The usually quiet village of Northport, Michigan is disturbed on one Saturday in July every year by being a destination on the Poker Run for the Boyne Thunder event. The Boyne Thunder attracts a fleet of very special boats, very big, very powerful, very fast race or pleasure boats. They came to Northport today beginning about 11:35 a.m. for the second destination on their poker run.
You can hear them coming for quite a while before you can see them. Some of these boats are enclosed cockpit twin inboard engine boats with speed potential of more than 100-MPH. The conditions today were good, as the winds were about 10-knots and wave height was less than one-foot.
These boats are quite interesting to see. I am sure that the cost of the paint job on some of these big 60-footers was much more than my boat is worth.
A popular engine this year was the Mercury Racing division V8 450R engine. They go for about $55,000 to $65,000. Many boats were rigged with five of them--hey that is 2.250-HP and about $300,000 or more in engines alone. Also, most of the VERADO 450R engines have custom cowling paint jobs, so figure about $2,000 each (at least) for another $10,000. Then there are the propellers. I am guessing they are running Lab-finished Mercury propellers with special hubs, so another $2,000 per engine, and another $10,000.
I will say this: the VERADO 450R engines are still quiet, at least in comparison to the big inboard engine with raw exhaust.
At full throttle with 2,250-HP I would expect the fuel burn rate is about 225-GPH. If they are burning REC90 gasoline at $6.50-per-gallon, that is about $1,500-per-hour in fuel cost.

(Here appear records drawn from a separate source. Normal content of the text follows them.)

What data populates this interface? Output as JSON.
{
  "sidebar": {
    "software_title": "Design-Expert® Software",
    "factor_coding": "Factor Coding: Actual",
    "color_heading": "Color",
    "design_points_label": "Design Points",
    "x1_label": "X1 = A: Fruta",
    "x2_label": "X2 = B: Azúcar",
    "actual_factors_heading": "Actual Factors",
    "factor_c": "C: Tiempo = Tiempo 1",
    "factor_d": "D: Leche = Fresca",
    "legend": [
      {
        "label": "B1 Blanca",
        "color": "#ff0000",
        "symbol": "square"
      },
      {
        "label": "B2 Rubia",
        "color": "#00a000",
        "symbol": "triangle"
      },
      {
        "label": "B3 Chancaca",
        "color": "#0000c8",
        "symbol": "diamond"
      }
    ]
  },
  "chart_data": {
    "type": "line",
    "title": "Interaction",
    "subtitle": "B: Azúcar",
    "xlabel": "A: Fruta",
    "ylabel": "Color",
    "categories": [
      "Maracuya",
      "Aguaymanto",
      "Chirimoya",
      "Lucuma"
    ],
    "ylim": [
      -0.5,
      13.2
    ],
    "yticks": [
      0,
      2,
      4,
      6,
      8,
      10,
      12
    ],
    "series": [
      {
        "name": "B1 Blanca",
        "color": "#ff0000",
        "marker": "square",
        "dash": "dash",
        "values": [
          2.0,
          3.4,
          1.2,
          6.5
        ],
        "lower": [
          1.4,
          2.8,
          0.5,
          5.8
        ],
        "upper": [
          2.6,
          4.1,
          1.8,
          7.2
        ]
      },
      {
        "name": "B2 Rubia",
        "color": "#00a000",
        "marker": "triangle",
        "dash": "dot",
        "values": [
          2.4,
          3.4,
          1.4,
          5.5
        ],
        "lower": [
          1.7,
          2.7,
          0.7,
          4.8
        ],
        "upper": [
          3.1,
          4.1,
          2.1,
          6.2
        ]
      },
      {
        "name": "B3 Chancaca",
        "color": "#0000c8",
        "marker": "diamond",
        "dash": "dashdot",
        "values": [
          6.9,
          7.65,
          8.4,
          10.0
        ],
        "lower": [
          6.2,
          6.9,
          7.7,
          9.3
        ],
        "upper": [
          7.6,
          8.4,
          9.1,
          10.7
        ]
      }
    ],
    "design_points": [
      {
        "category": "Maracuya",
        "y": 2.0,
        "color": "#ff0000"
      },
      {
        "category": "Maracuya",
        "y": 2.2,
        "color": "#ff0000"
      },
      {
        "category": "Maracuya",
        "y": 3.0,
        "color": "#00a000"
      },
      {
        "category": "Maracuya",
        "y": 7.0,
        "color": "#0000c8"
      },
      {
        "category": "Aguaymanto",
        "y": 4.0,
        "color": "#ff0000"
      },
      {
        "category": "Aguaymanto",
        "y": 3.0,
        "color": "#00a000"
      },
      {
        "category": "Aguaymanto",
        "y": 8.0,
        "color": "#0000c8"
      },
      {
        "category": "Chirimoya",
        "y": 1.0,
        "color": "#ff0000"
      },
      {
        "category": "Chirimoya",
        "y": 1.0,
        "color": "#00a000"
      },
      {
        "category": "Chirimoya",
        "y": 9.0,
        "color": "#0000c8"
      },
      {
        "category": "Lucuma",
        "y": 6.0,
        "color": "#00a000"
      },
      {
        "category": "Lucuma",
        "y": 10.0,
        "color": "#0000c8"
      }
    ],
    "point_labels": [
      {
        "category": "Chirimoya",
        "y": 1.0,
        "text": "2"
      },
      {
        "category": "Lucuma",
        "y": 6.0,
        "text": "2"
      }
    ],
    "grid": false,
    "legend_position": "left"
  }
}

They are fun boats to watch, but I don't want to own one.
By the way, the entry fee for the Boyne Thunder is $800 for the boat, the driver, and one crew. Additional crew are $200 each. A few boats had eight aboard, so that is $2,000 for the entry fee. For that money you do get some goodies, two dinners, and one breakfast. If your poker hand wins you get $5,000. The money raised goes to charitable organizations.
The little village of Boyne City gets really inundated with all these boats and crews. About 120 boats participate. By about 1 p.m. they were all through Northport, and the village went back to its quiet Saturday-afternoon-in-Summer mode.